Drying and hydrophobic collapse in the multi-domain protein and protein oligomers

COMP 224

Xuhui Huang, xhuang@chem.columbia.edu1, Ruhong Zhou, ruhongz@us.ibm.com2, Pu Liu, puliu@chem.columbia.edu1, Claudio J. Margulis, claudio-margulis@uiowa.edu3, and BJ. Berne, berne@chem.columbia.edu1. (1) Department of Chemistry, Columbia University, 3000 Brodaway, New York, NY 10027, (2) Computational Biology Center, IBM TJ Watson Research Center, 1101 Kitchawan Road, Yorktown Heights, NY 10598, (3) Department of Chemistry, University of Iowa, Iowa City, IA 52242
The existence of a drying transition for water confined between hydrophobic particles was found to be sensitive to the solute-solvent attractions in molecular dynamics simulations. A drying phenomenon was observed between two paraffin-like plates, but not between two graphite plates. What happens in protein collapse? In the folding of a multi-domain protein, BphC enzyme, no drying transition was observed even at very small inter-domain distances. For example, liquid water persisted with a density only 10 to 15% lower than in the bulk at 4 Angstrom separation of the domains. However, when the attractive forces between protein and water were turned off, a dewetting transition occurred in the inter-domain region and the collapse of the two domains sped up by more than an order of magnitude.
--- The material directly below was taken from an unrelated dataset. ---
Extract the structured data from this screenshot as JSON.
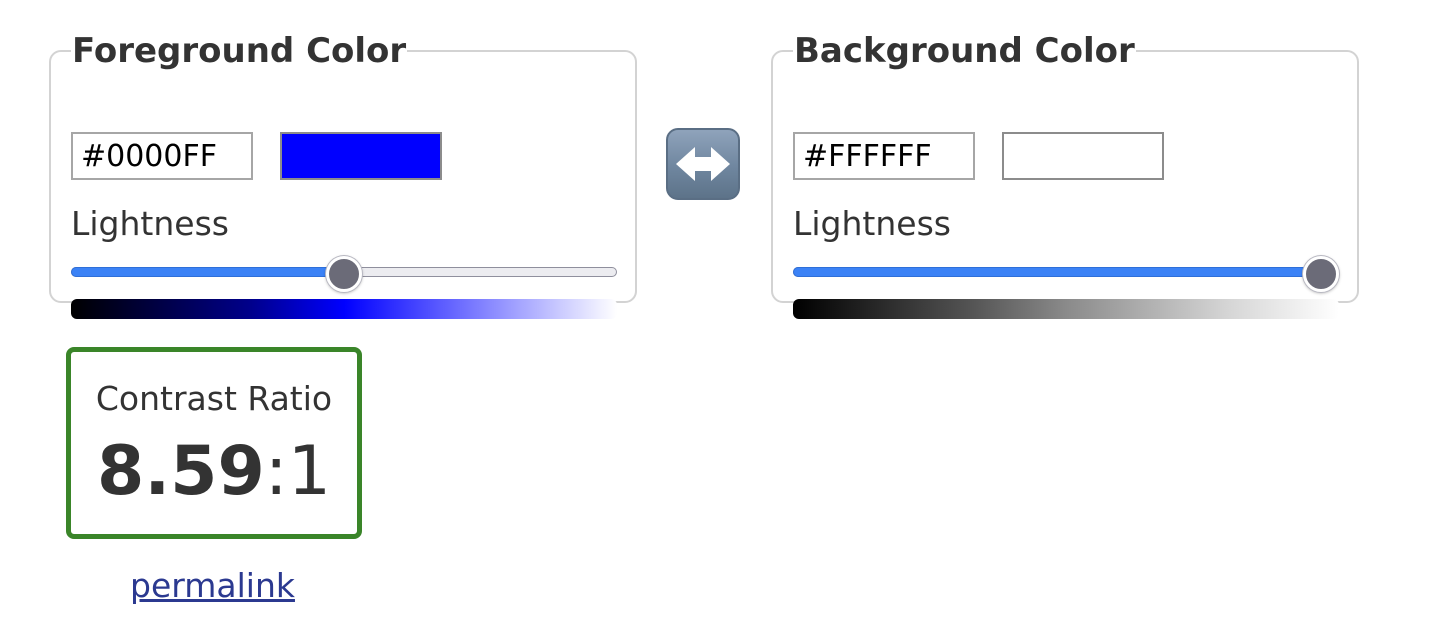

On the other hand, the melittin tetramer, displayed a surprising drying transition inside the nanoscale channel formed by the tetramer. To our knowledge, this is the first time a drying transition was found in real protein systems. Surface topology can have significant effects on the drying transition of this system. Single point mutations of the isoleucines in certain locations can switch the channel from being dry to being wet. Study of the collapse dynamics showed that this hydrophobic collapse was induced by a drying transition in a fraction of the trajectories.